3. Carry a bag, take your own coffee cup and refill your drink bottle. Even if you just start with some of your takeaways or lunches, picnics or visits to the park or beach, try to create a new habit for yourself that helps cut down waste and disposal of re-usable resources.
4. Talk to friends, family, work-mates. Equip yourself with just one tantalising piece of environmental information that you can bring up and plant the seed that anybody, anywhere can do something small (or large) to look after our environment.
5. Appreciate nature. Enjoy a sunrise, stare at the stars at night, observe spiders in their webs in the park or your neighbour’s garden, tree canopies, branches or flowering plants anywhere.

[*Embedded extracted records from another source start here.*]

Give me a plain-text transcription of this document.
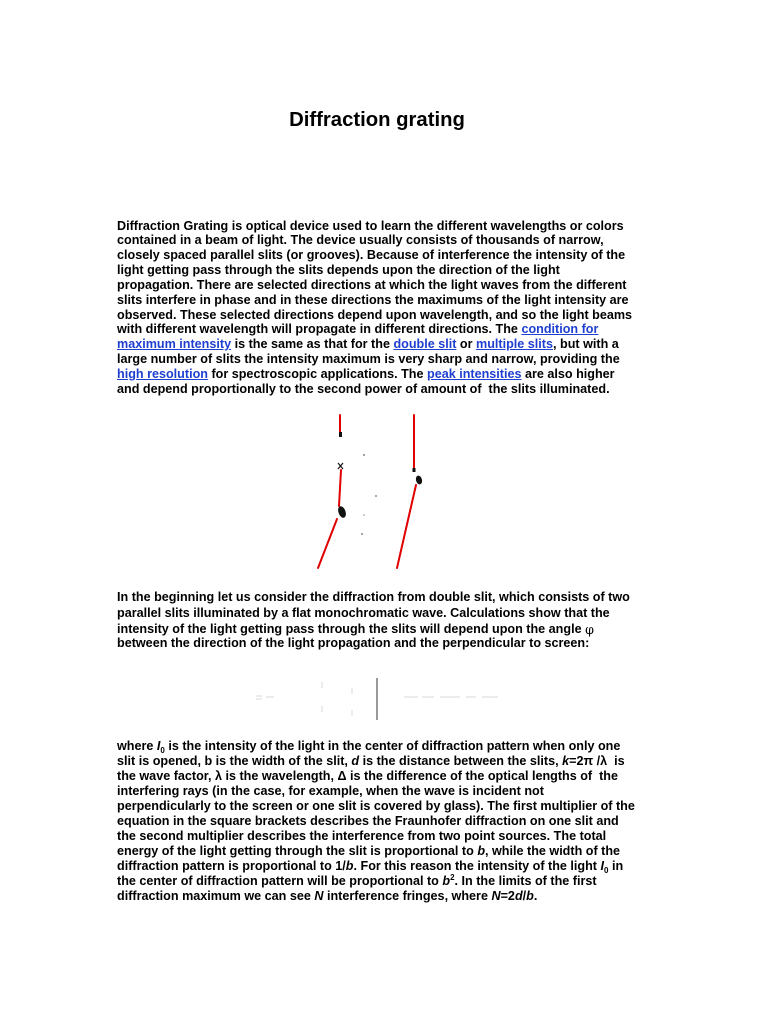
Diffraction grating
Diffraction Grating is optical device used to learn the different wavelengths or colors
contained in a beam of light. The device usually consists of thousands of narrow,
closely spaced parallel slits (or grooves). Because of interference the intensity of the
light getting pass through the slits depends upon the direction of the light
propagation. There are selected directions at which the light waves from the different
slits interfere in phase and in these directions the maximums of the light intensity are
observed. These selected directions depend upon wavelength, and so the light beams
with different wavelength will propagate in different directions. The condition for
maximum intensity is the same as that for the double slit or multiple slits, but with a
large number of slits the intensity maximum is very sharp and narrow, providing the
high resolution for spectroscopic applications. The peak intensities are also higher
and depend proportionally to the second power of amount of  the slits illuminated.
In the beginning let us consider the diffraction from double slit, which consists of two
parallel slits illuminated by a flat monochromatic wave. Calculations show that the
intensity of the light getting pass through the slits will depend upon the angle φ
between the direction of the light propagation and the perpendicular to screen:
where $I_0$ is the intensity of the light in the center of diffraction pattern when only one
slit is opened, b is the width of the slit, d is the distance between the slits, k=2π /λ  is
the wave factor, λ is the wavelength, Δ is the difference of the optical lengths of  the
interfering rays (in the case, for example, when the wave is incident not
perpendicularly to the screen or one slit is covered by glass). The first multiplier of the
equation in the square brackets describes the Fraunhofer diffraction on one slit and
the second multiplier describes the interference from two point sources. The total
energy of the light getting through the slit is proportional to b, while the width of the
diffraction pattern is proportional to 1/b. For this reason the intensity of the light $I_0$ in
the center of diffraction pattern will be proportional to $b^2$. In the limits of the first
diffraction maximum we can see N interference fringes, where N=2d/b.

6. Live by example. Pick up that little bit of plastic you’re walking over and place it in the bin; you may feel a little awkward but others looking at you may get motivated to do the same thing after seeing you bend down to intercept the rubbish washing down the drain toward the beach and into the stomachs of marine animals or birds.
What can you do this World Environment Day?
Ima Watt (stallholder)
Randwick

The Messiah
I just wanted to let you know that the Tim Minchin interview you guys did last month was bloody incredible. What an amazing human being he is! Some of your interviews are shithouse, but not this one.